Friday, April 17, 2015

The Strength in Knowing: Assessing the Teaching Year

Deep understanding of the children you teach, the curriculum program, and good pedagogy makes a difference with the work you do each day.

Making the time to outline the learning path and sharing that path with students and their families also makes a difference. When students and families know the expectations, routines, supports, and when and how they can communicate with school staff, the chance for student success increases.

At this time of year when students are testing, completing big projects, engaging in special events, and getting ready for a transition to a new school and program, teachers like me find themselves thinking about the year--what's been successful and where can there be greater growth and progress.

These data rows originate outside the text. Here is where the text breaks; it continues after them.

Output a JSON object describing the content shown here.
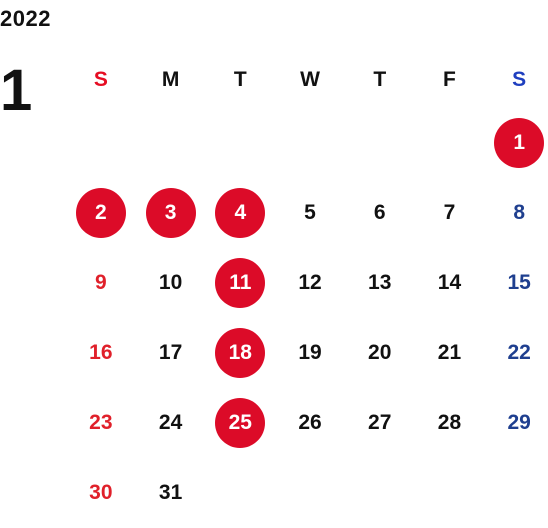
{
  "header": {
    "year": "2022",
    "month": "1"
  },
  "weekdays": [
    "S",
    "M",
    "T",
    "W",
    "T",
    "F",
    "S"
  ],
  "weeks": [
    [
      "",
      "",
      "",
      "",
      "",
      "",
      "1"
    ],
    [
      "2",
      "3",
      "4",
      "5",
      "6",
      "7",
      "8"
    ],
    [
      "9",
      "10",
      "11",
      "12",
      "13",
      "14",
      "15"
    ],
    [
      "16",
      "17",
      "18",
      "19",
      "20",
      "21",
      "22"
    ],
    [
      "23",
      "24",
      "25",
      "26",
      "27",
      "28",
      "29"
    ],
    [
      "30",
      "31",
      "",
      "",
      "",
      "",
      ""
    ]
  ],
  "holidays": [
    "1",
    "2",
    "3",
    "4",
    "11",
    "18",
    "25"
  ],
  "colors": {
    "sunday": "#e0202a",
    "saturday": "#1f3f8f",
    "holiday_circle": "#dc0b28",
    "text": "#111111"
  }
}
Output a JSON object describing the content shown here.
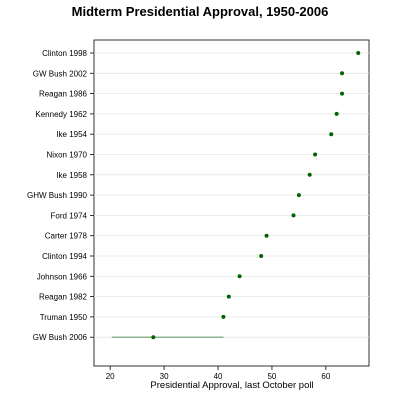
{
  "chart_data": {
    "type": "dotplot",
    "title": "Midterm Presidential Approval, 1950-2006",
    "xlabel": "Presidential Approval, last October poll",
    "ylabel": "",
    "xlim": [
      17,
      68
    ],
    "xticks": [
      20,
      30,
      40,
      50,
      60
    ],
    "grid": true,
    "legend": "none",
    "categories": [
      "Clinton 1998",
      "GW Bush 2002",
      "Reagan 1986",
      "Kennedy 1962",
      "Ike 1954",
      "Nixon 1970",
      "Ike 1958",
      "GHW Bush 1990",
      "Ford 1974",
      "Carter 1978",
      "Clinton 1994",
      "Johnson 1966",
      "Reagan 1982",
      "Truman 1950",
      "GW Bush 2006"
    ],
    "values": [
      66,
      63,
      63,
      62,
      61,
      58,
      57,
      55,
      54,
      49,
      48,
      44,
      42,
      41,
      28
    ],
    "ranges": [
      {
        "category": "GW Bush 2006",
        "low": 20.3,
        "high": 41
      }
    ],
    "colors": {
      "point": "#006400",
      "range_line": "#6b9a6b",
      "grid": "#e6e6e6",
      "axis": "#000000"
    }
  }
}
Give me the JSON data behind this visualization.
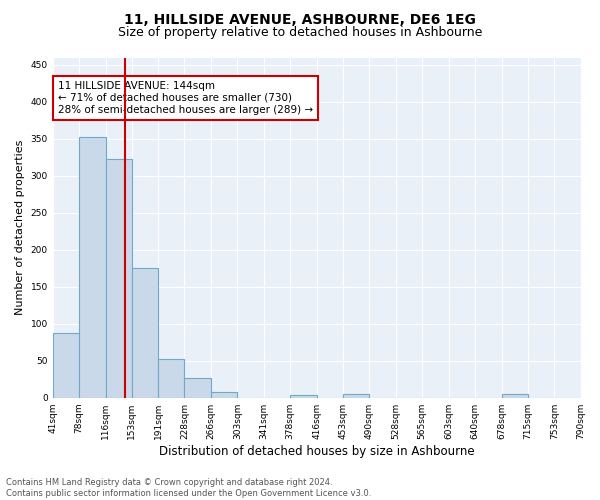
{
  "title": "11, HILLSIDE AVENUE, ASHBOURNE, DE6 1EG",
  "subtitle": "Size of property relative to detached houses in Ashbourne",
  "xlabel": "Distribution of detached houses by size in Ashbourne",
  "ylabel": "Number of detached properties",
  "bar_values": [
    88,
    353,
    323,
    175,
    53,
    27,
    8,
    0,
    0,
    4,
    0,
    5,
    0,
    0,
    0,
    0,
    0,
    5,
    0,
    0
  ],
  "bar_edges": [
    41,
    78,
    116,
    153,
    191,
    228,
    266,
    303,
    341,
    378,
    416,
    453,
    490,
    528,
    565,
    603,
    640,
    678,
    715,
    753,
    790
  ],
  "bar_color": "#c9d9ea",
  "bar_edgecolor": "#6fa8c8",
  "bar_linewidth": 0.8,
  "red_line_x": 144,
  "red_line_color": "#cc0000",
  "ylim": [
    0,
    460
  ],
  "annotation_text": "11 HILLSIDE AVENUE: 144sqm\n← 71% of detached houses are smaller (730)\n28% of semi-detached houses are larger (289) →",
  "annotation_fontsize": 7.5,
  "annotation_box_color": "white",
  "annotation_box_edgecolor": "#cc0000",
  "title_fontsize": 10,
  "subtitle_fontsize": 9,
  "xlabel_fontsize": 8.5,
  "ylabel_fontsize": 8,
  "tick_fontsize": 6.5,
  "footnote": "Contains HM Land Registry data © Crown copyright and database right 2024.\nContains public sector information licensed under the Open Government Licence v3.0.",
  "footnote_fontsize": 6,
  "background_color": "#eaf0f8",
  "grid_color": "white",
  "yticks": [
    0,
    50,
    100,
    150,
    200,
    250,
    300,
    350,
    400,
    450
  ]
}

As I assess, the following points emerge:
  • Streamlined targeted systems support good work. When the time, paperwork, or thought of a system outweighs it's benefit, then its time to make change. With regard to some new initiatives on State and national levels that impact schools, I think there's room for streamlining in order to free up more time-on-task with students for all educators and leaders. Also, by creating streamlined systems for your own work and the work of your school community, you will make time for more effective work. 
  • Good curriculum process matters. It's important that we assess and refine curriculum regularly and it's also important that the curriculum process includes all who teach or benefit from the curriculum. When curriculum is rich and inclusive, students learn more.
  • Develop a dynamic teaching/learning culture in every school. Make this an explicit goal of school time and effort. Determine what matters in your school and community. Find ways to build structure, routines, environments, and roles that make your learning/teaching culture explicit, visible, proactive, and empowering to all. 
  • Organize and prioritize the learning path. Make time upfront to organize events, initiatives, and efforts so that good work is prioritized. Don't try to do it all, but instead do what's most important for the students you teach.
  • Put Students First. That should be the mantra of every school community and educator. Yes, there will be days when that's a challenging notion due to available energy, other professional tasks, or personal demands, but the first job of schools is to empower, engage, and educate children. 
  • Learn. Choose a few areas of your professional work to boost each year via courses, online share, research, collegial endeavor, or project work. 
The year's assessment is almost complete. The path for next year is outlined. Evaluation materials have been completed. Lessons are prepared. Now it's time to focus on the children as they continue to grow, develop, and enjoy learning for the last chapter of the school year.